States have been increasingly creating more stringent consumer data protections as it becomes easier to access sensitive patient health data digitally (ChatGPT’s new health tool, anyone?).

That is, except New York. Because on Dec. 19, Gov. Kathy Hochul vetoed the New York Health Information Privacy Act (NYHIPA), which had passed through the state’s Legislature in January 2025.

The law would have given patients more control over their health data that isn’t protected under the federal Health Insurance Portability and Accountability Act (HIPAA), which largely covers privacy in a pre-digital healthcare landscape, and it would have impacted any organizations or individuals processing a New York resident’s health information.

In her veto memo, Hochul wrote that “while well intentioned, the bill’s definitions and scope are broad, creating potentially significant uncertainty about the information subject to regulation and compliance challenges for consumers, businesses, and nonprofits.”

“Entities acting in good faith or those who are subject to other privacy/confidentiality frameworks will face additional risks, which may discourage innovation or limit access to otherwise useful information,” the governor added.

The bill had strong support in the state’s Legislature, however, and the veto hasn’t exactly been well received by lawmakers.

“At a time when Americans’ privacy rights are under fierce attack, Governor Hochul has put the interests of Big Tech over protecting regular New Yorkers,” State Senator Liz Kreuger and Assemblymember Linda Rosenthal said in a joint statement.

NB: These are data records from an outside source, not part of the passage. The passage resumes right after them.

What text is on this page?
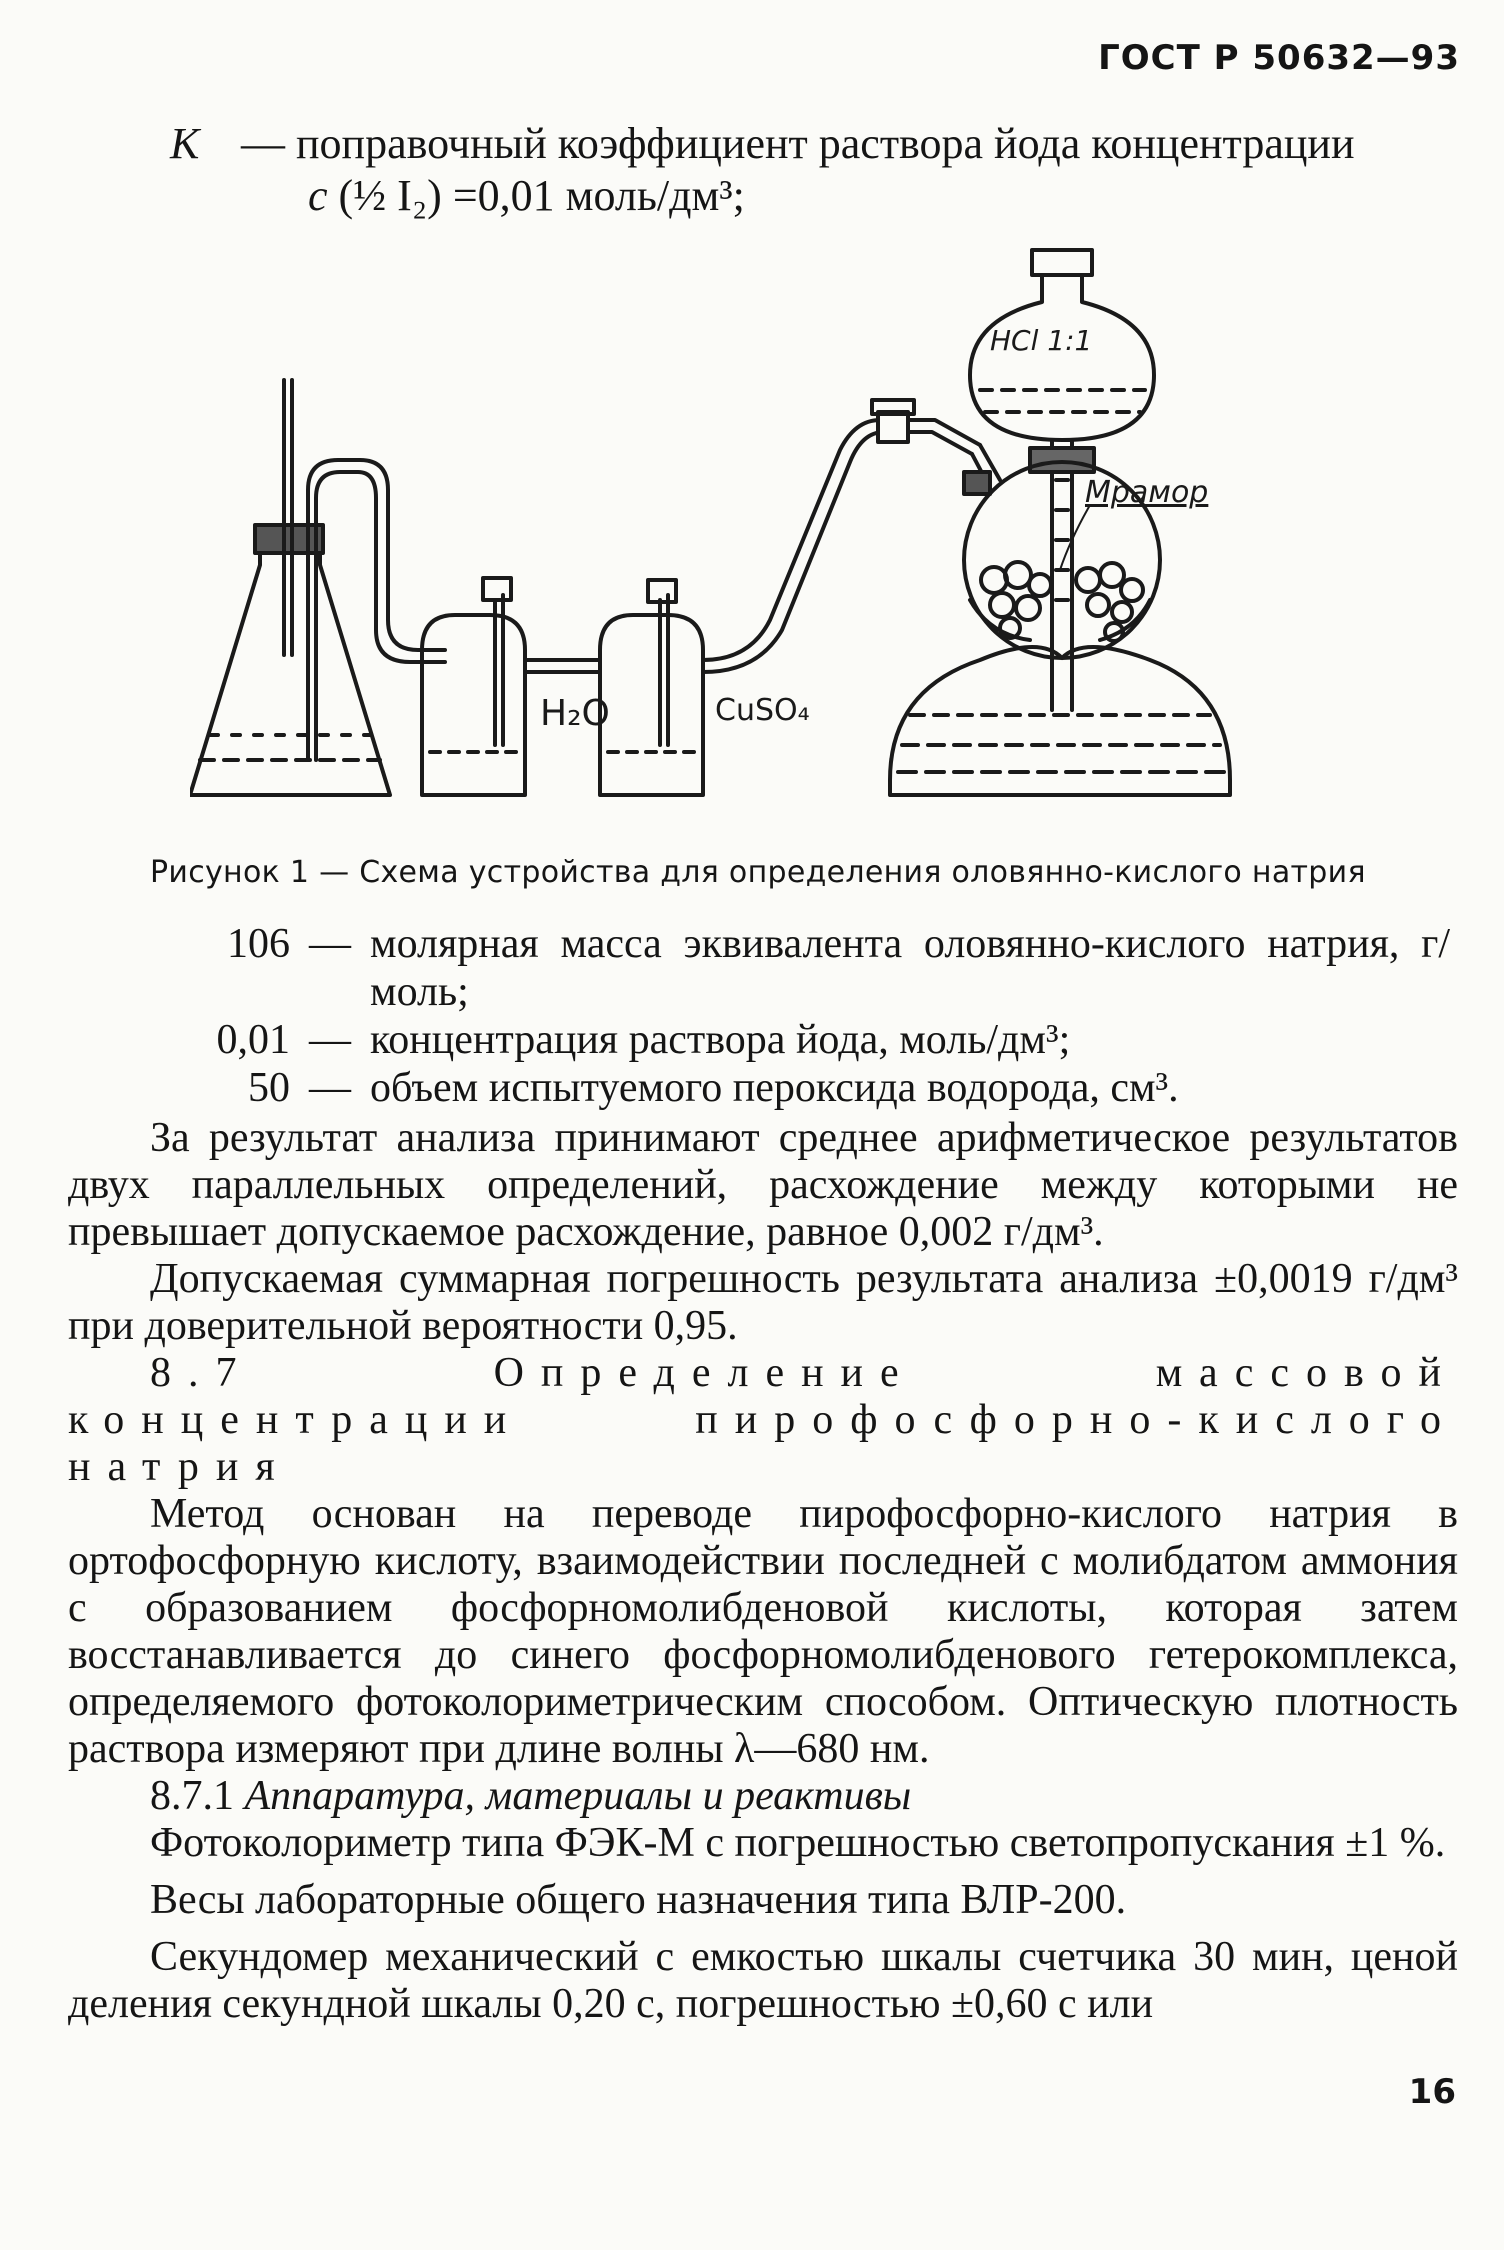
ГОСТ Р 50632—93
К — поправочный коэффициент раствора йода концентрации
с (½ I₂) =0,01 моль/дм³;
HCl 1:1
Мрамор
H₂O	CuSO₄
Рисунок 1 — Схема устройства для определения оловянно-кислого натрия
106 — молярная масса эквивалента оловянно-кислого натрия, г/моль;
0,01 — концентрация раствора йода, моль/дм³;
50 — объем испытуемого пероксида водорода, см³.

За результат анализа принимают среднее арифметическое результатов двух параллельных определений, расхождение между которыми не превышает допускаемое расхождение, равное 0,002 г/дм³.

Допускаемая суммарная погрешность результата анализа ±0,0019 г/дм³ при доверительной вероятности 0,95.

8.7 Определение массовой концентрации пирофосфорно-кислого натрия

Метод основан на переводе пирофосфорно-кислого натрия в ортофосфорную кислоту, взаимодействии последней с молибдатом аммония с образованием фосфорномолибденовой кислоты, которая затем восстанавливается до синего фосфорномолибденового гетерокомплекса, определяемого фотоколориметрическим способом. Оптическую плотность раствора измеряют при длине волны λ—680 нм.

8.7.1 Аппаратура, материалы и реактивы

Фотоколориметр типа ФЭК-М с погрешностью светопропускания ±1 %.

Весы лабораторные общего назначения типа ВЛР-200.

Секундомер механический с емкостью шкалы счетчика 30 мин, ценой деления секундной шкалы 0,20 с, погрешностью ±0,60 с или

16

Against the grain. States are no longer waiting on federal regulations to come into effect in tech and are instead creating state-specific recommendations.

NYHIPA would have followed in the footsteps of states like California, which has been regulating the collection and sale of consumer data since 2018 through its Consumer Privacy Act, and Washington, which signed a law in 2023 that applies specifically to any business that uses health data, regardless of size.

A 2024 survey from venture fund and advisory firm Rock Health found that 53% of people in the US have wearables that track their health data. The US wearables market was worth $15+ billion in 2022, and Fortune Business Insights projected it will grow 17.6% annually through 2030.

Tools like wellness and meditation apps and sleep trackers “frequently operate outside the regulatory strictures of licensed therapy or clinical platforms,” Pat McGloin, managing director of health and life sciences at digital marketing and technology agency Merge, told us via email.

“Furthermore, standard analytics platforms are often not designed to handle protected health information in a compliant manner, creating a risk where sensitive member details or insurance information can be inappropriately collected and exposed,” he added.

But this veto isn’t necessarily final. The New York House and Senate can override it with a two-thirds majority.

“Instead of empowering New Yorkers by giving them control over how their health data is used, the governor has chosen to allow these companies to keep monetizing our most intimate information to boost their profits,” Krueger and Rosenthal said in their statement.